Emotions ran high in the community, according to newspaper reports at the time. Proponents cited flood control and economic development for Lewis County, while the opposition said it also wanted to avert flooding and improve economic development, but wished to do it in a manner that wouldn't uproot so many families.

"I spent 10 years of my life fighting it," Spray said. It divided the community and there are places in Weston that I still hate to darken the door."

The watershed group disbanded in 1984, realizing it was defeated.

In the end, Spray did not lose her home. She only had to sell five acres. But she watched as her friends and neighbors quickly disappeared from the surrounding hills.

"It was pretty bad to see them have to move off the land they had been on for generations. The farmland was so beautiful," she said. "Now it is covered with water and yes, it is beautiful, but it is hard to see the beauty because I know the heartache and sorrow everyone went through."

Spray has visited the lake on a few occasions, but still isn't sure about it. Her family is trying to make the best of it, she said.

For Roanoke residents Barbara Hevener and her son, their convictions to not leave their home led them into a confrontation with United States marshals in the early '80s, according to newspaper reports.

Although the title for the Heveners' property was transferred to the government in 1981, they refused to leave their 28-acre farm and ignored the Corps' requests for two years, according to the Weston Democrat. They were finally forcibly evicted from the property, restrained in handcuffs and chains, and taken to the Lewis County Jail. A move that outraged local residents and officials.

"In my opinion, they treated those people awful. I absolutely wouldn't have handled it that way," said M. Ralph Hall, Lewis County sheriff at the time of the incident. "The day I would have had to do a little old lady and a boy like that is the day I would have quit my job."

Hall and members of his staff helped move the Heveners to stay with relatives, he said.
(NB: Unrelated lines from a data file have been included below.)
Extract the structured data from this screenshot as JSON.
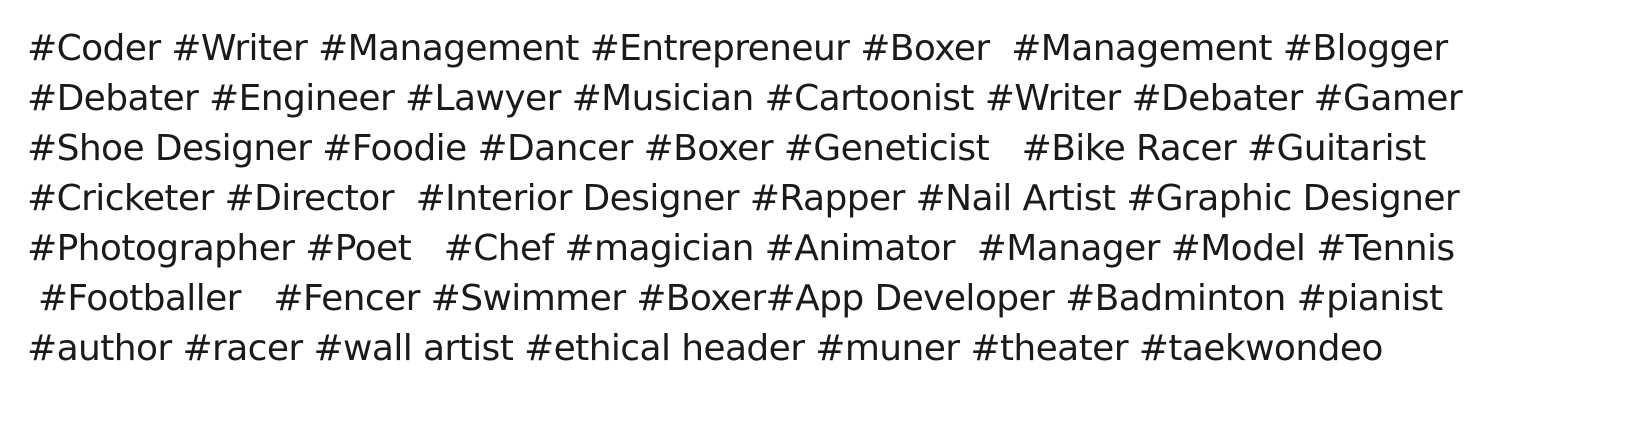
{
  "hashtags": {
    "lines": [
      "#Coder #Writer #Management #Entrepreneur #Boxer  #Management #Blogger",
      "#Debater #Engineer #Lawyer #Musician #Cartoonist #Writer #Debater #Gamer",
      "#Shoe Designer #Foodie #Dancer #Boxer #Geneticist   #Bike Racer #Guitarist",
      "#Cricketer #Director  #Interior Designer #Rapper #Nail Artist #Graphic Designer",
      "#Photographer #Poet   #Chef #magician #Animator  #Manager #Model #Tennis",
      " #Footballer   #Fencer #Swimmer #Boxer#App Developer #Badminton #pianist",
      "#author #racer #wall artist #ethical header #muner #theater #taekwondeo"
    ]
  }
}
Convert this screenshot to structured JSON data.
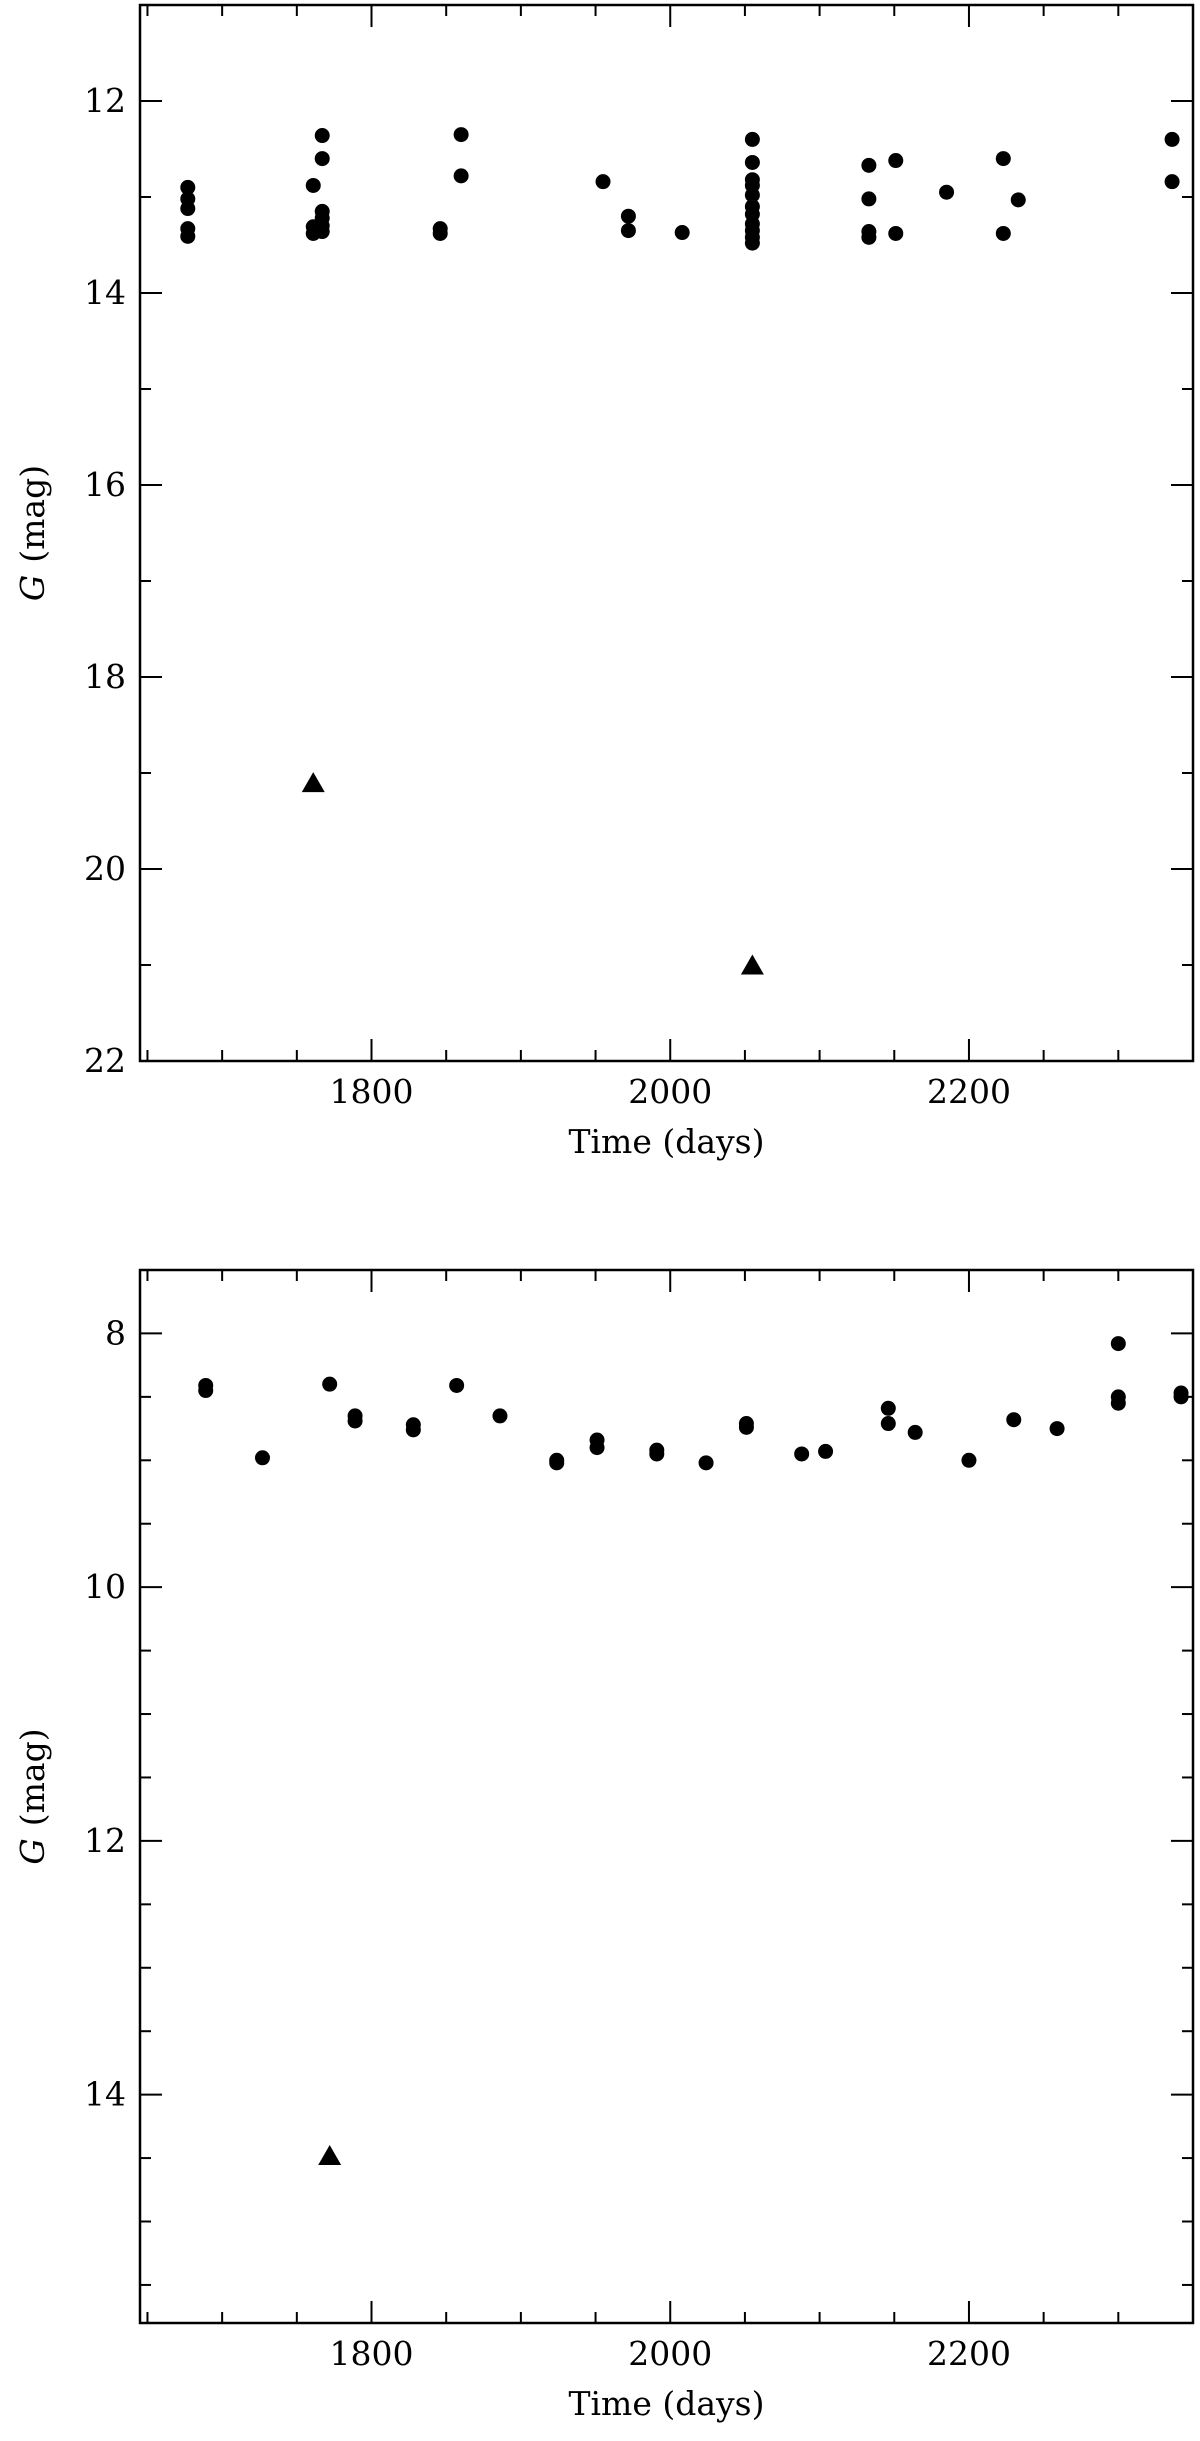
{
  "chart_data": [
    {
      "type": "scatter",
      "xlabel": "Time (days)",
      "ylabel": {
        "symbol": "G",
        "unit": "(mag)"
      },
      "xlim": [
        1645,
        2350
      ],
      "ylim": [
        22,
        11
      ],
      "y_inverted": true,
      "x_major_ticks": [
        1800,
        2000,
        2200
      ],
      "x_minor_step": 50,
      "y_major_ticks": [
        12,
        14,
        16,
        18,
        20,
        22
      ],
      "y_minor_step": 1,
      "series": [
        {
          "marker": "circle",
          "points": [
            [
              1677,
              12.9
            ],
            [
              1677,
              13.02
            ],
            [
              1677,
              13.12
            ],
            [
              1677,
              13.33
            ],
            [
              1677,
              13.41
            ],
            [
              1761,
              12.88
            ],
            [
              1761,
              13.31
            ],
            [
              1761,
              13.38
            ],
            [
              1767,
              12.36
            ],
            [
              1767,
              12.6
            ],
            [
              1767,
              13.15
            ],
            [
              1767,
              13.22
            ],
            [
              1767,
              13.3
            ],
            [
              1767,
              13.36
            ],
            [
              1846,
              13.33
            ],
            [
              1846,
              13.38
            ],
            [
              1860,
              12.35
            ],
            [
              1860,
              12.78
            ],
            [
              1955,
              12.84
            ],
            [
              1972,
              13.2
            ],
            [
              1972,
              13.35
            ],
            [
              2008,
              13.37
            ],
            [
              2055,
              12.4
            ],
            [
              2055,
              12.64
            ],
            [
              2055,
              12.82
            ],
            [
              2055,
              12.88
            ],
            [
              2055,
              12.98
            ],
            [
              2055,
              13.1
            ],
            [
              2055,
              13.18
            ],
            [
              2055,
              13.28
            ],
            [
              2055,
              13.35
            ],
            [
              2055,
              13.42
            ],
            [
              2055,
              13.48
            ],
            [
              2133,
              12.67
            ],
            [
              2133,
              13.02
            ],
            [
              2133,
              13.36
            ],
            [
              2133,
              13.42
            ],
            [
              2151,
              12.62
            ],
            [
              2151,
              13.38
            ],
            [
              2185,
              12.95
            ],
            [
              2223,
              12.6
            ],
            [
              2223,
              13.38
            ],
            [
              2233,
              13.03
            ],
            [
              2336,
              12.4
            ],
            [
              2336,
              12.84
            ]
          ]
        },
        {
          "marker": "triangle",
          "points": [
            [
              1761,
              19.1
            ],
            [
              2055,
              21.0
            ]
          ]
        }
      ]
    },
    {
      "type": "scatter",
      "xlabel": "Time (days)",
      "ylabel": {
        "symbol": "G",
        "unit": "(mag)"
      },
      "xlim": [
        1645,
        2350
      ],
      "ylim": [
        15.8,
        7.5
      ],
      "y_inverted": true,
      "x_major_ticks": [
        1800,
        2000,
        2200
      ],
      "x_minor_step": 50,
      "y_major_ticks": [
        8,
        10,
        12,
        14
      ],
      "y_minor_step": 0.5,
      "series": [
        {
          "marker": "circle",
          "points": [
            [
              1689,
              8.41
            ],
            [
              1689,
              8.45
            ],
            [
              1727,
              8.98
            ],
            [
              1772,
              8.4
            ],
            [
              1789,
              8.65
            ],
            [
              1789,
              8.69
            ],
            [
              1828,
              8.72
            ],
            [
              1828,
              8.76
            ],
            [
              1857,
              8.41
            ],
            [
              1886,
              8.65
            ],
            [
              1924,
              9.0
            ],
            [
              1924,
              9.02
            ],
            [
              1951,
              8.84
            ],
            [
              1951,
              8.9
            ],
            [
              1991,
              8.92
            ],
            [
              1991,
              8.95
            ],
            [
              2024,
              9.02
            ],
            [
              2051,
              8.71
            ],
            [
              2051,
              8.74
            ],
            [
              2088,
              8.95
            ],
            [
              2104,
              8.93
            ],
            [
              2146,
              8.59
            ],
            [
              2146,
              8.71
            ],
            [
              2164,
              8.78
            ],
            [
              2200,
              9.0
            ],
            [
              2230,
              8.68
            ],
            [
              2259,
              8.75
            ],
            [
              2300,
              8.08
            ],
            [
              2300,
              8.5
            ],
            [
              2300,
              8.55
            ],
            [
              2342,
              8.47
            ],
            [
              2342,
              8.5
            ]
          ]
        },
        {
          "marker": "triangle",
          "points": [
            [
              1772,
              14.48
            ]
          ]
        }
      ]
    }
  ]
}
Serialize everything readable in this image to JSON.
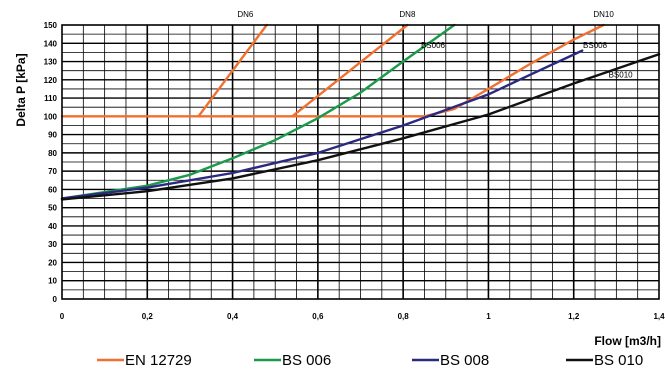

Hall said he dealt with many of the "dam people" during his tenure and never had trouble with them. The people understood he was just doing his job, he said.

Parker is quick to point out he did not sell his land near Little Skin Creek: It was condemned by the government. He refused the amount they offered and eventually went to court. But in his opinion, the procedure was not fair.

In 1981, he received $143,279 for his 82-acre farm, according to courthouse records. It was $25,000 less than what the government had previously offered, Parker said. His property also contained timber, coal, gas and oil which made it more valuable, he added.

Most of his property now sits under water and he is saddened at the fate of his former friends and neighbors.

"People had roots back for generations to the 1700s," he said. "There was a sentimental value not taken into account."

Parker doesn't visit the lake at all.

"I remember the old timers who fought against it and I consider the situation similar to that like the American Indians and it is like walking over the graves of our people," he said.